At the annual WEAT-TAWWA Conference – Texas Water – a conference walk-through is held with a local high school. In 2019, when the conference was held in Houston, 12 students from the Energy Institute in Houston, a STEM magnet school, plus a chaperone, and one senior Houston Independent School District career technical education specialist, joined the tour. One tangible outcome of the 2019 walk-through is that the workforce development committee has been invited to provide a presentation on water workforce opportunities as part of a teacher in-service day designated to provide information to teachers on potential career and employment opportunities.
The Springboard Program connected WEAT’s workforce development committee with Workforce Solutions and the Department of Labor to pilot an apprenticeship program. The apprenticeship program was registered with the Department of Labor in January 2020. Through the program, WEAT is working with utility partners to connect apprentices with utility jobs, where they will receive on-the job training as D-level operators. The utility partners receive financial support for hosting apprentices and have a direct connection to applicants through the Workforce Solutions and Department of Labor applicant pools. The financial support is an important component to elevating the pay scale for operators in Texas to meet industry-wide rates. The program’s first apprentice in the Program is going to start work in fall 2020.

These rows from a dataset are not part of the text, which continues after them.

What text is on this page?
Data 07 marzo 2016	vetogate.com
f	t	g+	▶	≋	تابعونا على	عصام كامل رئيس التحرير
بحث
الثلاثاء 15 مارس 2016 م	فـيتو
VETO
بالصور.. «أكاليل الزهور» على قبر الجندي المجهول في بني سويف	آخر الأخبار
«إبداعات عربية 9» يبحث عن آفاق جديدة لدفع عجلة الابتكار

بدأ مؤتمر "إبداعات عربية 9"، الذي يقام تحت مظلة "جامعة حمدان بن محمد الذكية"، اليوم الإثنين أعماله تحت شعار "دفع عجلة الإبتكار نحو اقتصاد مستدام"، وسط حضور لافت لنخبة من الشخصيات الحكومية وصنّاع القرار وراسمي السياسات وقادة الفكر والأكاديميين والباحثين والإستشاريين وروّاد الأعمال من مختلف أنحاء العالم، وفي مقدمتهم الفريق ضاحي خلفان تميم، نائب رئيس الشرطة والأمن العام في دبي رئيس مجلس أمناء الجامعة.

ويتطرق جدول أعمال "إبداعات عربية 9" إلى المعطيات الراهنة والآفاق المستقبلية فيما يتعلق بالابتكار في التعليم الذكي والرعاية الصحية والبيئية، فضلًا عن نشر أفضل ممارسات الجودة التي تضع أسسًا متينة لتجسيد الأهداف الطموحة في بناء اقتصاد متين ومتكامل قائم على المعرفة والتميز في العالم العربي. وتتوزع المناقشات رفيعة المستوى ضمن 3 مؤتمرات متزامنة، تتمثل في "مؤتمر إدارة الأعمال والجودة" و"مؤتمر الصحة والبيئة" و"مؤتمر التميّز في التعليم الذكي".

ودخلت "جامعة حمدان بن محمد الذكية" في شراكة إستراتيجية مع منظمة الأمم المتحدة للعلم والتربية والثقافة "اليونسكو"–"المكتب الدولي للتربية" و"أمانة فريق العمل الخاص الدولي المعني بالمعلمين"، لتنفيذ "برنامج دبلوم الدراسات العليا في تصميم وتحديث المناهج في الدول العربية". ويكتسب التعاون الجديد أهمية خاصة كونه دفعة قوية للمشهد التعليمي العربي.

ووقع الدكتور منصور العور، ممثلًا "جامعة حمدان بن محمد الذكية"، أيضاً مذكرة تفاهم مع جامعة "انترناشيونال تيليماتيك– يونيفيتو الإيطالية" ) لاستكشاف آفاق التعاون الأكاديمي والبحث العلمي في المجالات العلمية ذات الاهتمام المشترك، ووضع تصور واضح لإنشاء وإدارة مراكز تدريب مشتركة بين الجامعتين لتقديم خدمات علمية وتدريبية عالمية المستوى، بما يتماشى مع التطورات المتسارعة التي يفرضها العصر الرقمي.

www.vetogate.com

These programs on which the City of Houston, other utility partners, and WEAT have been collaborating on constitute the ‘infrastructure’ that facilitates water careers. However, it takes Word of Mouth Believers and Transmitters, or WOMBATS, to go out and perpetuate the message about water careers and amplify the reach of these programs. With so many Americans looking for impactful work after the coronavirus pandemic, there is no better time than right now to become a wombat and do your part to help fight the Grey Tsunami.